I delete one exclamation mark. I don’t wanna appear too excited. Then I change my mind and put it back to two exclamation marks because what’s wrong with being excited? Then, I check to see how many exclamation marks she uses in her messages. One. Right, one it is. I start typing.
Hi Paula! How are you??
Then I delete one question mark.
‘For fuck sake.’
‘What?’ D asks.
‘Fucking…I’m 33, you know?I should be beyond this shit.’
I contemplate tossing my phone out the window. Then again, phones are what brought us together. And she’s nice.
‘I know. I’ll just send her a friend request on Facebook. That’s a good idea, isn’t it?’
‘Sure,’ D says.
‘She won’t think it’s weird, will she? That I wanna be friends, just so I can check up on her?’
‘If she thinks you’re nice, she’ll think it’s nice. If she thinks you’re weird, she’ll think it’s creepy.’
‘Creepy? Really…Well we’ve met a few times now, so she must think I’m nice, mustn’t she? I mean it’s weird that we are not friends when you think about it.’
‘If I can be friends with some lad I met on a stag and chatted to in a bar for five minutes, I can be friends with someone I’ve had sex with, right?’
But then I start thinking about my Facebook photos and I change my mind. Back to whatsapp.

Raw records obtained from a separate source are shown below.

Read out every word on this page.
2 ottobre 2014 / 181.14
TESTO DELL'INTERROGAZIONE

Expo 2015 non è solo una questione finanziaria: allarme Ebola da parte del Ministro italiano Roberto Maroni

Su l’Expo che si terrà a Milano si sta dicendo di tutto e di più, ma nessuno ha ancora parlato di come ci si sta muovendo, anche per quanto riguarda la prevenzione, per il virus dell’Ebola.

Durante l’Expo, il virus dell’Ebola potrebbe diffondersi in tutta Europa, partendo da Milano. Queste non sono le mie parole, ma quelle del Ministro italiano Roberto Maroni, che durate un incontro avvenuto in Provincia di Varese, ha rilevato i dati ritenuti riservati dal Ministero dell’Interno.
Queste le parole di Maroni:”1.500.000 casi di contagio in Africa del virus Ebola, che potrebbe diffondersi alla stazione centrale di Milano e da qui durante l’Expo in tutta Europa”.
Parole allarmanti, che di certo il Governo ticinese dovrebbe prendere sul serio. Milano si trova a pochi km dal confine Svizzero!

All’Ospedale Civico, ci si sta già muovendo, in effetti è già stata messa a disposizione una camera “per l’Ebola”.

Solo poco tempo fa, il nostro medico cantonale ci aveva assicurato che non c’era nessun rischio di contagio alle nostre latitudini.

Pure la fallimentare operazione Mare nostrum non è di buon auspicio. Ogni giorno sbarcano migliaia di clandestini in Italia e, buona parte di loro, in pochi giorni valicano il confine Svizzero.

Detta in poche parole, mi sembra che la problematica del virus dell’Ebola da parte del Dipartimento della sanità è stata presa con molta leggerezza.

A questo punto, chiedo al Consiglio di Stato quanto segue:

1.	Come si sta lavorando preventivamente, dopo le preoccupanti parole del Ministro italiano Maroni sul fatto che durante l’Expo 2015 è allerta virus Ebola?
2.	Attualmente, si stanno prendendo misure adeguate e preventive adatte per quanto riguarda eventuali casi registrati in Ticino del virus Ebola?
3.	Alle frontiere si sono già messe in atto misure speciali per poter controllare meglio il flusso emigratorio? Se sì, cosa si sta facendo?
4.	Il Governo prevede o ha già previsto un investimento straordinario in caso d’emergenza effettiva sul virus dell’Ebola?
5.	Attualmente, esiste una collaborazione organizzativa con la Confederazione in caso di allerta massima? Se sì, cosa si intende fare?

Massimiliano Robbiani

Hi Paula! How are you? Would you like to meet up this week?
I press send and put my phone into my pocket. Done. One minute elapses before I check it again. Two blue ticks confirm she has seen my text. I put my phone away and try not to think about it.
A glorious beep. D looks at me. I can’t stop a grin. But it’s only a message from my Mom. I reply. I put the phone away. Why hasn’t she- It beeps again. It’s her!
Hola! Yes sounds goods. Maybe Tuesday night?’
I smile. Whatsapp suddenly seems more bearable. Same for the traffic.